An interview over lunch with then senior partner David Foster at Watson Burton and she was sold on the idea of a return.

“I interviewed a few firms and Watson Burton impressed me the most.” However this first marriage proved to be something of a Taylor/Burton affair with Hall departing after six months only to return a few months later.

She recounts: “I was thinking ‘this is real easy’ and I wanted to go into industry.” She soon landed a job with North East engineering giant NEI which saw her handling huge engineering contracts all over the world. But after a few months she says she realised: “It just wasn’t for me, it lacked the variety of a private practice law firm.”

She was welcomed back to Watson Burton’s corporate finance team with a target of becoming a partner within three years and did so in 1988.

Watson Burton, one of the region’s oldest law firms will celebrate its 200th anniversary next year. It was primarily developed by lawyer and philanthropist Robert Spence Watson, whose involvement with the firm started in the 1860s and lasted for over 50 years.

But the old firm has not stood still. Watson Burton was formerly based in Pilgrim Street, then Collingwood Street before moving into new premises at St James Gate in the city in 2004.

Since then it has opened office in Leeds and more recently another in the “Gherkin” building in the City of London, both of which are continuing to be successful and, Hall stresses, that despite scepticism in rival firms, will continue to stay open.

Hall has a strong sense of the firm’s heritage and believes Robert Spence Watson would be impressed with how the practice has progressed.

“We still have some of the clients Robert Spence Watson brought into the firm, the electricity board – in its latest incarnation – the Miners Colliery Managers Association and Parsons Brinckerhoff.

“If we’ve got them still then, he would be thinking, we must be doing something right.
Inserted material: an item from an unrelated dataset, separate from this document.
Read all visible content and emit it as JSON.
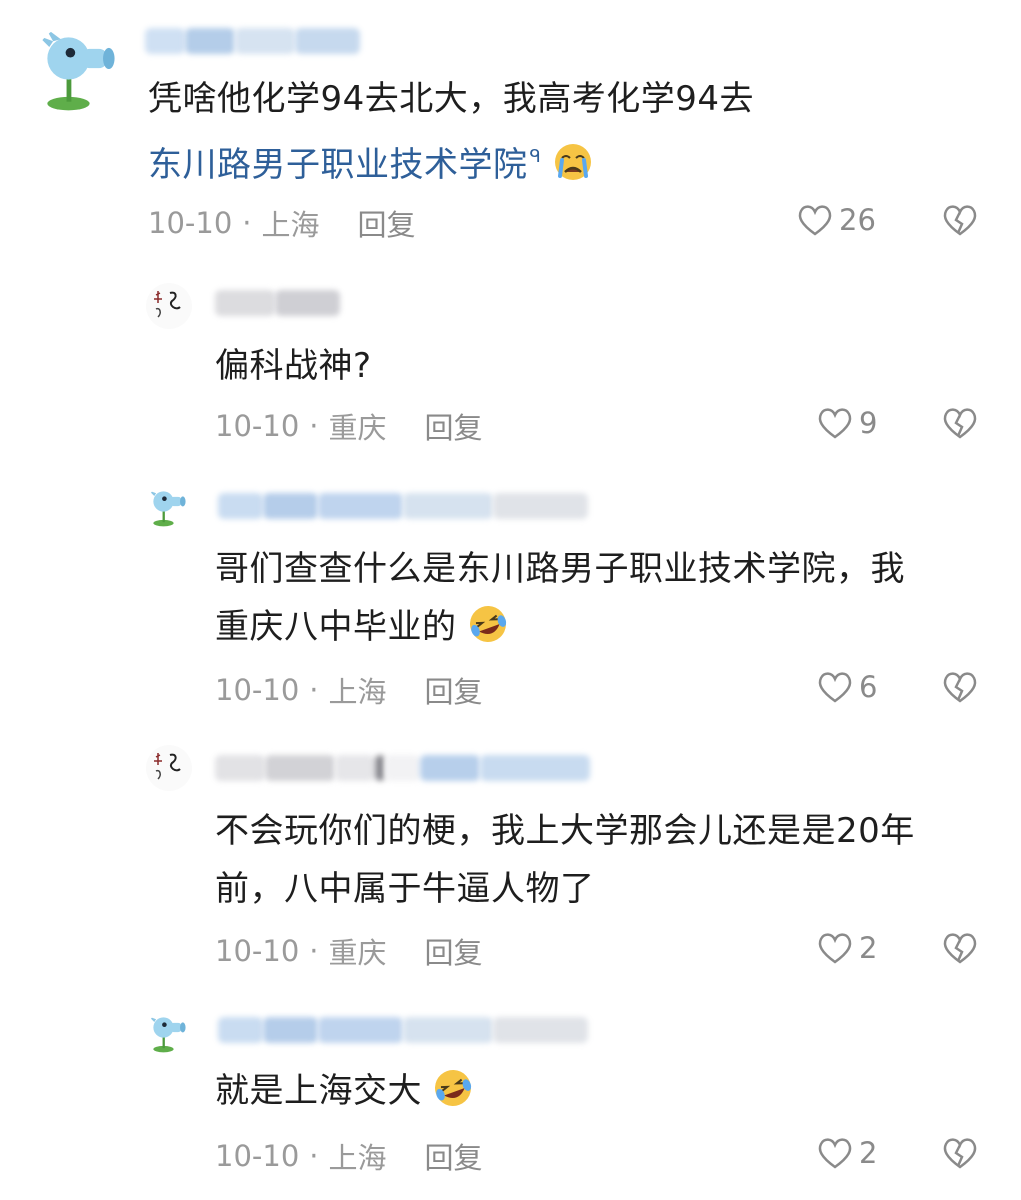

He would certainly be impressed by the new offices and the offices in Leeds and London. I think he would be very proud.”

However Hall will be Watson Burton’s third senior partner since its most recent move into new offices. Her mentor David Foster was replaced by the well-known, sports car driving, Andrew Hoyle as senior partner in 1996 after 16 years at the helm, with Hoyle stepping down 10 years later to be replaced by the genial and unassuming construction specialist Rob Langley, who left last month to become a partner at rival Newcastle firm Muckle LLP.

Hall, who lives with her academic husband Richard Whitaker and their son David, 13, in Whitley Bay, North Tyneside, aims to become higher profile than her predecessor.
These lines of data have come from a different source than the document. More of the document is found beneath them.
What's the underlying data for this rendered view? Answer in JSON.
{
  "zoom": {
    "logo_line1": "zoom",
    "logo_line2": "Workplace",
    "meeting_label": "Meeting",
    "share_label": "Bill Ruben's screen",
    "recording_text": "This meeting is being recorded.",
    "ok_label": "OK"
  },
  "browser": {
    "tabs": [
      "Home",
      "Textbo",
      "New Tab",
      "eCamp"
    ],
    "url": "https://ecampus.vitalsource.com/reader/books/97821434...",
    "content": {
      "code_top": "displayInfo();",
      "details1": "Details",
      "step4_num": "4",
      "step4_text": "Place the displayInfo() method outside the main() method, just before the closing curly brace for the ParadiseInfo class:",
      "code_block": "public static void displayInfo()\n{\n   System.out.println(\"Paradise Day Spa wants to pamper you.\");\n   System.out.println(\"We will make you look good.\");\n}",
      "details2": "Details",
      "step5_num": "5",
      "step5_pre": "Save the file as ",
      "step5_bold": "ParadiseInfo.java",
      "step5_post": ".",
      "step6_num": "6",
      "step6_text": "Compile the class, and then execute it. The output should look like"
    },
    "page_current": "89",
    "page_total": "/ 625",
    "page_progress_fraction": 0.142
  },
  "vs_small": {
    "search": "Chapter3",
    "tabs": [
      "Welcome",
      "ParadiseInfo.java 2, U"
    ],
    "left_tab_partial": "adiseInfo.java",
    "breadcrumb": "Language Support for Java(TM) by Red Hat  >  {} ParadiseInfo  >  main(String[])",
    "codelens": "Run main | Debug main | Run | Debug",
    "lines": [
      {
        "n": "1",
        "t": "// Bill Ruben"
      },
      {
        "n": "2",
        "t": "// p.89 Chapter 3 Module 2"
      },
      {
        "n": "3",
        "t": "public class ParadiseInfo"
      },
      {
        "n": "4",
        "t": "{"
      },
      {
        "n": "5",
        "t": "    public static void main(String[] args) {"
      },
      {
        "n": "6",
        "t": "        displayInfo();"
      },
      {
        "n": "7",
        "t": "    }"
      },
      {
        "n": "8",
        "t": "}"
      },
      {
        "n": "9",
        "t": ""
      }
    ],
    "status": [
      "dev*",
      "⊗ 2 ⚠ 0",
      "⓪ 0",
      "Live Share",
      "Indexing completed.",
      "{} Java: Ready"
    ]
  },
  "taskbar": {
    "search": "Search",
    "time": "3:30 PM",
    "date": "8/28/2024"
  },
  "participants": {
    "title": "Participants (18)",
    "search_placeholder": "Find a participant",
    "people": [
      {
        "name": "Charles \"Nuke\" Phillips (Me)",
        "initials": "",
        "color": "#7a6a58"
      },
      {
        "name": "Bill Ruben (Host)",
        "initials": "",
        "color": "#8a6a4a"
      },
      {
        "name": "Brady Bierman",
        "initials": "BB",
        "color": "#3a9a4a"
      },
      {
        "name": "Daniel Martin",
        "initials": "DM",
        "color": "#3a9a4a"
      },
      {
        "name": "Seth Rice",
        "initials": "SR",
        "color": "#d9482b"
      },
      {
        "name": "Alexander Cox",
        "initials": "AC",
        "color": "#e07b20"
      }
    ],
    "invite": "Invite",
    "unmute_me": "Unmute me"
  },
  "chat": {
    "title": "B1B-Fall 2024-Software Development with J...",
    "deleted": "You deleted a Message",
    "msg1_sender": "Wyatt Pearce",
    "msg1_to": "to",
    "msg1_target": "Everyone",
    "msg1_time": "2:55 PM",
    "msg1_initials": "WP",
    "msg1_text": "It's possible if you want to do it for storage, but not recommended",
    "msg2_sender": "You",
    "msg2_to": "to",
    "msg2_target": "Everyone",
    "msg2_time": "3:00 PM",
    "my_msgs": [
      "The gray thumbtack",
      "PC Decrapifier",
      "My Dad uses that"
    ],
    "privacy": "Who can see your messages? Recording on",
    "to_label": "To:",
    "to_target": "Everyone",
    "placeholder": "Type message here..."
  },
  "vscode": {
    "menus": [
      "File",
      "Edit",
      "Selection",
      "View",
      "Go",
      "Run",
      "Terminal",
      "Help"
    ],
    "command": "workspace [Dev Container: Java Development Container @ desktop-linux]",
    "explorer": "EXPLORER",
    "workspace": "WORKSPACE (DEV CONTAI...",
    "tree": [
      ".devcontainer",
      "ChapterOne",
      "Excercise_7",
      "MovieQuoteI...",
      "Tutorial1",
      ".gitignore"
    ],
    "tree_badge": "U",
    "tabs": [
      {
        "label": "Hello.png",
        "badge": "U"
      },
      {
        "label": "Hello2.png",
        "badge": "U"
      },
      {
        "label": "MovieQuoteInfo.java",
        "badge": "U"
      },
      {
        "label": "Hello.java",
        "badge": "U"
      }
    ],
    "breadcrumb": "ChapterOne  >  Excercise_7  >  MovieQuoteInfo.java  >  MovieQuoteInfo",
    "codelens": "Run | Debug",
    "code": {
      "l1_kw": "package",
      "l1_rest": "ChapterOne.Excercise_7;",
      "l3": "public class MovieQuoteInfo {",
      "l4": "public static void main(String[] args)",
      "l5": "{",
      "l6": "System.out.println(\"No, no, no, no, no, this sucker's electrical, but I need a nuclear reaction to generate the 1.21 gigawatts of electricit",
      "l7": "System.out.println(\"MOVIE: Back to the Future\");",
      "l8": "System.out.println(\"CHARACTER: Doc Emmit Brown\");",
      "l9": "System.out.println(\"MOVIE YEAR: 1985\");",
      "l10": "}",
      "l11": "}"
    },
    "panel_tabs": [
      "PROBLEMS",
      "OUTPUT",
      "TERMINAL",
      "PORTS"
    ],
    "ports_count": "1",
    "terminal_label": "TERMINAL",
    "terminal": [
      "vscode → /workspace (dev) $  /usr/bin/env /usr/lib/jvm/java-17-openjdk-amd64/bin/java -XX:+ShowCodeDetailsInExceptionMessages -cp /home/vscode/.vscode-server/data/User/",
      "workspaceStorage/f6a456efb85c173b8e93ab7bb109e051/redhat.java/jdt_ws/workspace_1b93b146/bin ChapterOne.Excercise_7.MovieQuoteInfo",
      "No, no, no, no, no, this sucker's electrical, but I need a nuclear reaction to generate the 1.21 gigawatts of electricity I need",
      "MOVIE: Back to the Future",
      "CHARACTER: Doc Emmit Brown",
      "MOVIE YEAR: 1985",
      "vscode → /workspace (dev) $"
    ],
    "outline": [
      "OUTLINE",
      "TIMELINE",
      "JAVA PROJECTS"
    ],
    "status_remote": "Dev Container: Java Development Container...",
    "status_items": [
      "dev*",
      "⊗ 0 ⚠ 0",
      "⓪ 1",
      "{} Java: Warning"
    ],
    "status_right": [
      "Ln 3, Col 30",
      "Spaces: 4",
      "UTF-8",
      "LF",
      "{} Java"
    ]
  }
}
“In many ways Watson Burton has been hiding its light under a bushel in the last few years and I want to change that. I am already quite well known in the business community and now I am determined to get out there,” she smiles.

Hall is a member of the CBI regional council and sits on the board that helps distribute Government grants to North East business.
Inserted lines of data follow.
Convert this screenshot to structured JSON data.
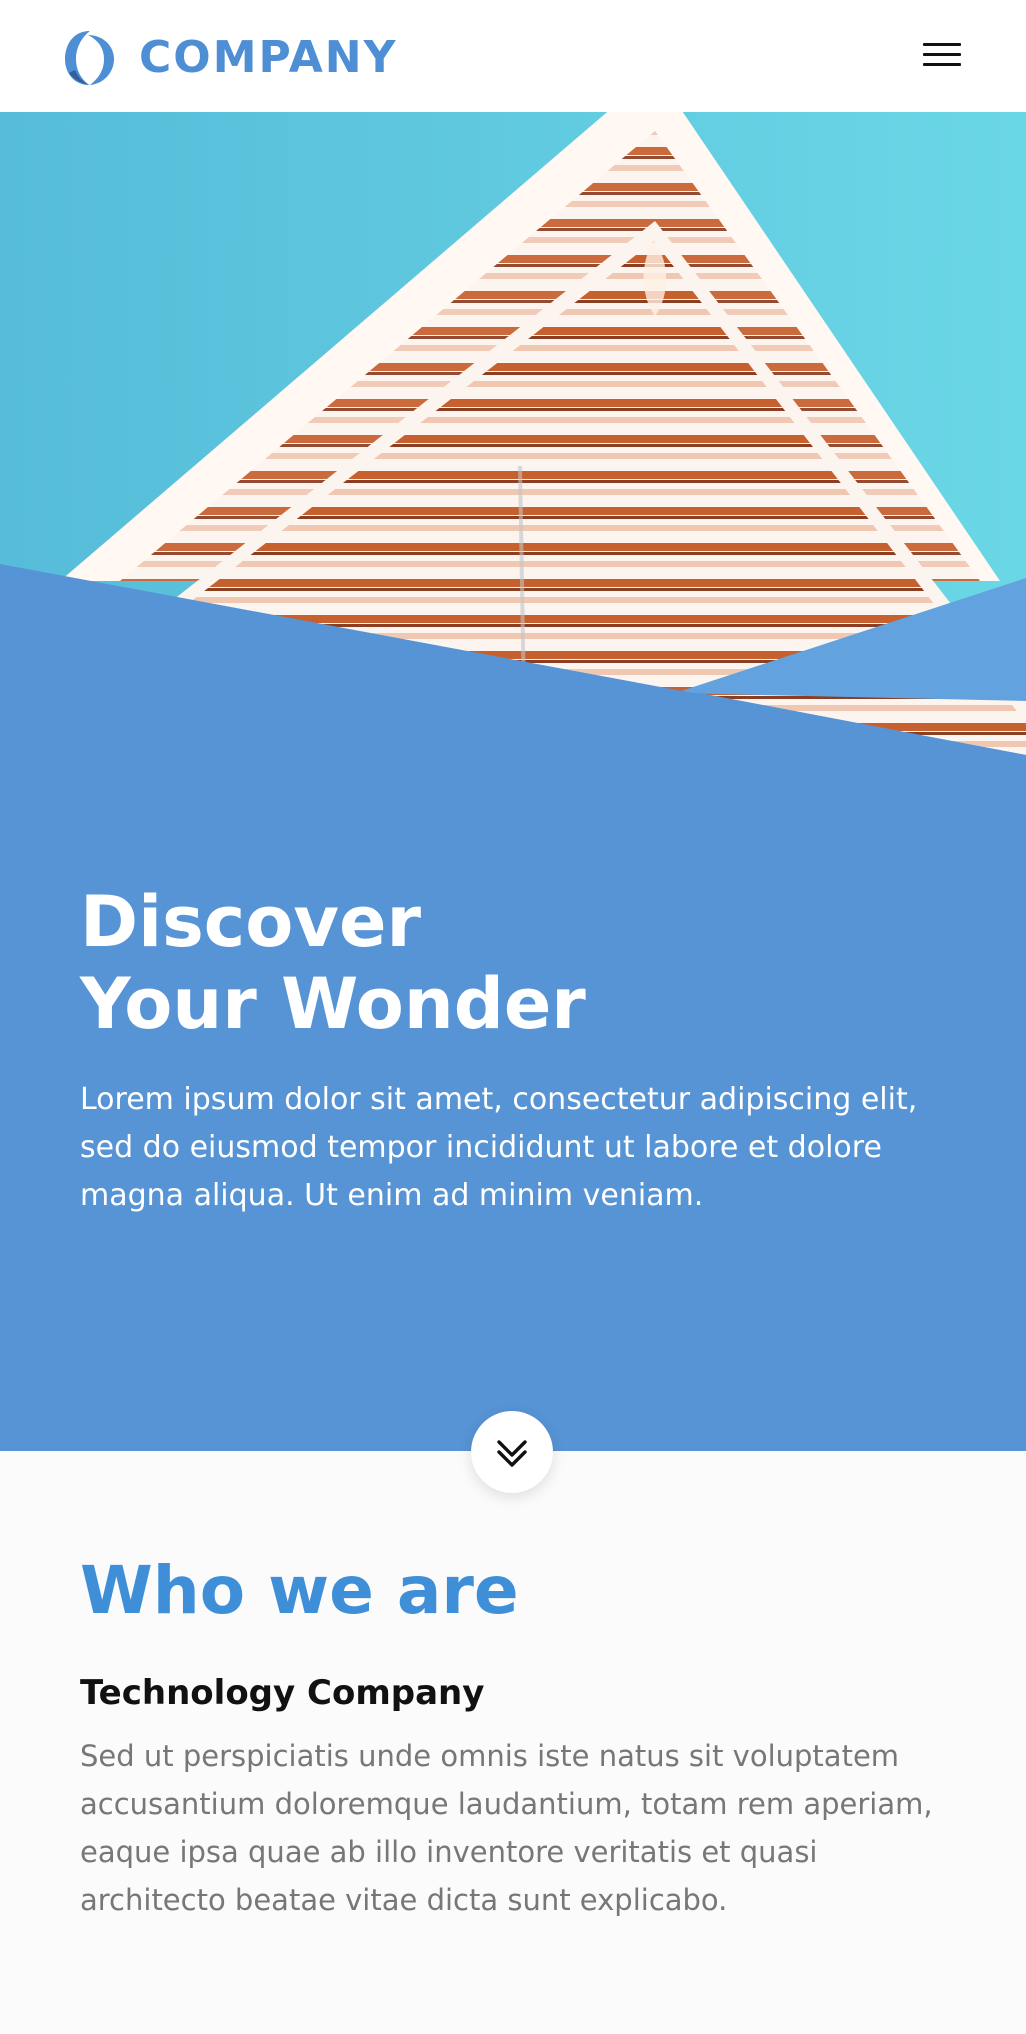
{
  "colors": {
    "brand": "#4e8ed4",
    "hero_background": "#5794d5",
    "accent_heading": "#3e8fd8",
    "body_text_muted": "#777777",
    "sky": "#5ac8df"
  },
  "header": {
    "brand_name": "COMPANY",
    "logo_icon": "brand-swirl-logo",
    "menu_icon": "hamburger-menu-icon"
  },
  "hero": {
    "title_line_1": "Discover",
    "title_line_2": "Your Wonder",
    "description": "Lorem ipsum dolor sit amet, consectetur adipiscing elit, sed do eiusmod tempor incididunt ut labore et dolore magna aliqua. Ut enim ad minim veniam.",
    "image_subject": "building-facade-photo",
    "scroll_icon": "double-chevron-down-icon"
  },
  "about": {
    "title": "Who we are",
    "subtitle": "Technology Company",
    "description": "Sed ut perspiciatis unde omnis iste natus sit voluptatem accusantium doloremque laudantium, totam rem aperiam, eaque ipsa quae ab illo inventore veritatis et quasi architecto beatae vitae dicta sunt explicabo."
  }
}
She now faces the challenge of heading a firm in a tough environment for professional services. Watson Burton saw its revenues slide to £19m in the 12 months to August 2009, from £22m a year earlier, and cut 55 of its 300 staff last summer.

“It’s been a rough 18 months for all professional services firms, and part of my role is to say the past is over and this is the future. We have a new Government and we are going into a big review of the public services. I believe there are opportunities for the private sector. I am cautiously optimistic,” she says.

“The firm has had the same strategy for the last three to four years. That strategy is to operate as a business and develop the new markets in Leeds and London, bringing some of the high-quality work back to Newcastle.

“But I think our mistake is that we have not made that strategy clear to the local market. We were maybe a little too focussed in other areas.

“Rob did a good job but he was not as active in the local market as I want to be. We want to reconnect locally.

“We will continue to have a presence in Leeds and London and we want to maintain and develop upon our existing good quality clients and lawyers.”